West Virginia Makes Juneteenth A State Holiday
On June 7, West Virginia Gov. Jim Justice released a state proclamation declaring Juneteenth a state holiday. The proclamation officially makes June 19 a paid holiday for all public employees in West Virginia.
According to WBOY, Juneteenth was declared a federal holiday in 2021 when President Joe Biden signed the Juneteenth National Independence Day Act. Juneteenth commemorates the day enslaved people in Galveston, Texas, were informed that they were free as a result of the Emancipation Proclamation. As a result, the holiday is also referred to as Emancipation Day.
According to Gov.

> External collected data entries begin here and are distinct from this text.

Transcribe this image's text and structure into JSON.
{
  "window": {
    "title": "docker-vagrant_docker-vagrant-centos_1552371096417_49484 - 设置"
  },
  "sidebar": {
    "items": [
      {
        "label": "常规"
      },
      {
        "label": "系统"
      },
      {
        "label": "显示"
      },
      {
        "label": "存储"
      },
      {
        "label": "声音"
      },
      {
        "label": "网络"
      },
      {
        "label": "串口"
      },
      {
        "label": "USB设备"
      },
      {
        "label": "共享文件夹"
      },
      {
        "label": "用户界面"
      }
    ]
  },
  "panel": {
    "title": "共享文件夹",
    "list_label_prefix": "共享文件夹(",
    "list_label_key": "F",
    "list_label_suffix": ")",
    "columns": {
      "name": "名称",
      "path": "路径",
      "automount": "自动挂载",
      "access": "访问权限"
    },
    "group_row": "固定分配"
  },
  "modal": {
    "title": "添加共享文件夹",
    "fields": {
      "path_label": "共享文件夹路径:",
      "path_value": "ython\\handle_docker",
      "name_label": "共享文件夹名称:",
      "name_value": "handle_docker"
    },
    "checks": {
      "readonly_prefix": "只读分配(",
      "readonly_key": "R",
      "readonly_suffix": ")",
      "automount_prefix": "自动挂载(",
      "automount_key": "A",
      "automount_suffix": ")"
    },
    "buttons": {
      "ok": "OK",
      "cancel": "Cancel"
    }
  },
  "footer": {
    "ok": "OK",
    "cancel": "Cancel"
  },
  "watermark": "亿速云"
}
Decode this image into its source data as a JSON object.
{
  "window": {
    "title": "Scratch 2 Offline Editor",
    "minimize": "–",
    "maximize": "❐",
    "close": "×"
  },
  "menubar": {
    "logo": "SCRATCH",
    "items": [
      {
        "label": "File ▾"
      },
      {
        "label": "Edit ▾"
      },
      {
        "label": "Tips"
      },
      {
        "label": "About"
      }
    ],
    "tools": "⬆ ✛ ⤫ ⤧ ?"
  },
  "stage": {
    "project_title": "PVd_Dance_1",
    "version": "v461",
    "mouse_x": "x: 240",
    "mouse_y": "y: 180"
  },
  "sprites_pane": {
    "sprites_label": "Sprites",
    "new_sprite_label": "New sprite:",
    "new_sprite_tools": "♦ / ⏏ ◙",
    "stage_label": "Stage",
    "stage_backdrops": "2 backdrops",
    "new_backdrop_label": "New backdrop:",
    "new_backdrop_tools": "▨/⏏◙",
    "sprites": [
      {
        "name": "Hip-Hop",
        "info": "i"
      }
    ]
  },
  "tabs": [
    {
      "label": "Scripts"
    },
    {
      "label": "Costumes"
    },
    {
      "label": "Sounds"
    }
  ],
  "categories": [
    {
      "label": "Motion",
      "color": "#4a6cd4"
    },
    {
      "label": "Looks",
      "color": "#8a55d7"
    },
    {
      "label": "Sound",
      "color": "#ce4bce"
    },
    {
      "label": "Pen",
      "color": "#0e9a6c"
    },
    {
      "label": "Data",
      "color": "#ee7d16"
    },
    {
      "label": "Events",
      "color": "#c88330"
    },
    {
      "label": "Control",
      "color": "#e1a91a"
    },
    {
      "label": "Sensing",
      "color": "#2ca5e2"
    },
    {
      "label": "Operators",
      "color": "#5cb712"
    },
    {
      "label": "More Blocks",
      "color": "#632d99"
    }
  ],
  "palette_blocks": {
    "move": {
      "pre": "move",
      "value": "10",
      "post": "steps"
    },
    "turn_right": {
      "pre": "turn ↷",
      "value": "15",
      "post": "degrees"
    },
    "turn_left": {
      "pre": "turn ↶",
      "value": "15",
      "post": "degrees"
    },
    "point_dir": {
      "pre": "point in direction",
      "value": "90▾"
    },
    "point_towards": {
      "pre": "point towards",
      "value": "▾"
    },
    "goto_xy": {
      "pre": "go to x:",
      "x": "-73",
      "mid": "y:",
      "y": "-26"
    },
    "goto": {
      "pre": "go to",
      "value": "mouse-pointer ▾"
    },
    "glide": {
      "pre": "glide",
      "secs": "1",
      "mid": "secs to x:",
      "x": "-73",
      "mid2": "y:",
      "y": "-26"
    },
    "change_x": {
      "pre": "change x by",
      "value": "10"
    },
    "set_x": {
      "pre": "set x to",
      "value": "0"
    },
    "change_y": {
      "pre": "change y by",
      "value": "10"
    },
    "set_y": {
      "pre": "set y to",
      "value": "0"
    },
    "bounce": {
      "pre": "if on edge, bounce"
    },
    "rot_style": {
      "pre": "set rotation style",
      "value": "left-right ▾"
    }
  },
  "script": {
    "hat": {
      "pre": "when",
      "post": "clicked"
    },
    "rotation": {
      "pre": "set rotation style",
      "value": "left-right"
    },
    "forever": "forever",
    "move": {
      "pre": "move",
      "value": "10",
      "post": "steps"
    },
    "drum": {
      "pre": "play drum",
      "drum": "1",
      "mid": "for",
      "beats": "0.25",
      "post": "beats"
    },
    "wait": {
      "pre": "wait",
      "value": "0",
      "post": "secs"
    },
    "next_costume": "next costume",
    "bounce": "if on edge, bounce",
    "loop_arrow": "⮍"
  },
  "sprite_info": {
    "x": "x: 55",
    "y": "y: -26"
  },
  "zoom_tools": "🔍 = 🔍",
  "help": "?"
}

Justice’s proclamation, “Now, therefore, I, Jim Justice, pursuant to the foregoing and by virtue of the authority vested in me as the Governor of the State of West Virginia, do hereby proclaim and order that Wednesday, June 19, 2024, shall be treated as if it were an official holiday, and the public employees of this State may be excused from their work duties on that day without charge against accrued annual leave.”
The creation of the federal holiday signaled an explosion in the celebration of the holiday, which gained renewed interest from politicians after the murders of George Floyd and Breonna Taylor by police officers in the summer of 2020, The New York Times reported.
Mark Anthony Neal, an African-American studies professor at Duke University, told the Times that he felt like Juneteenth represented a chance for folks to catch their collective breaths following sweeping changes in the wake of the reckonings spurred by Floyd and Taylor’s deaths.
“The stakes are a little different. I think Juneteenth feels a little different now, Neal said. “It’s an opportunity for folks to kind of catch their breath about what has been this incredible pace of change and shifting that we’ve seen.”
Opal Lee, affectionately referred to as the “Grandmother of Juneteenth,” was a key figure in generating momentum for the holiday to become a national holiday. “People just think of Juneteenth as a festival and as a Texas thing. Unity, freedom, is what Juneteenth is all about,” Lee told Oprah Daily in 2021. She described her inspiration for a march from Fort Worth to Washington, D.C. So I decided that I would walk from Fort Worth to Washington, D.C., doing two and a half miles in the morning and two and a half in the afternoon to symbolize that in Texas, the enslaved didn’t know they were free for two and a half years after everybody else.”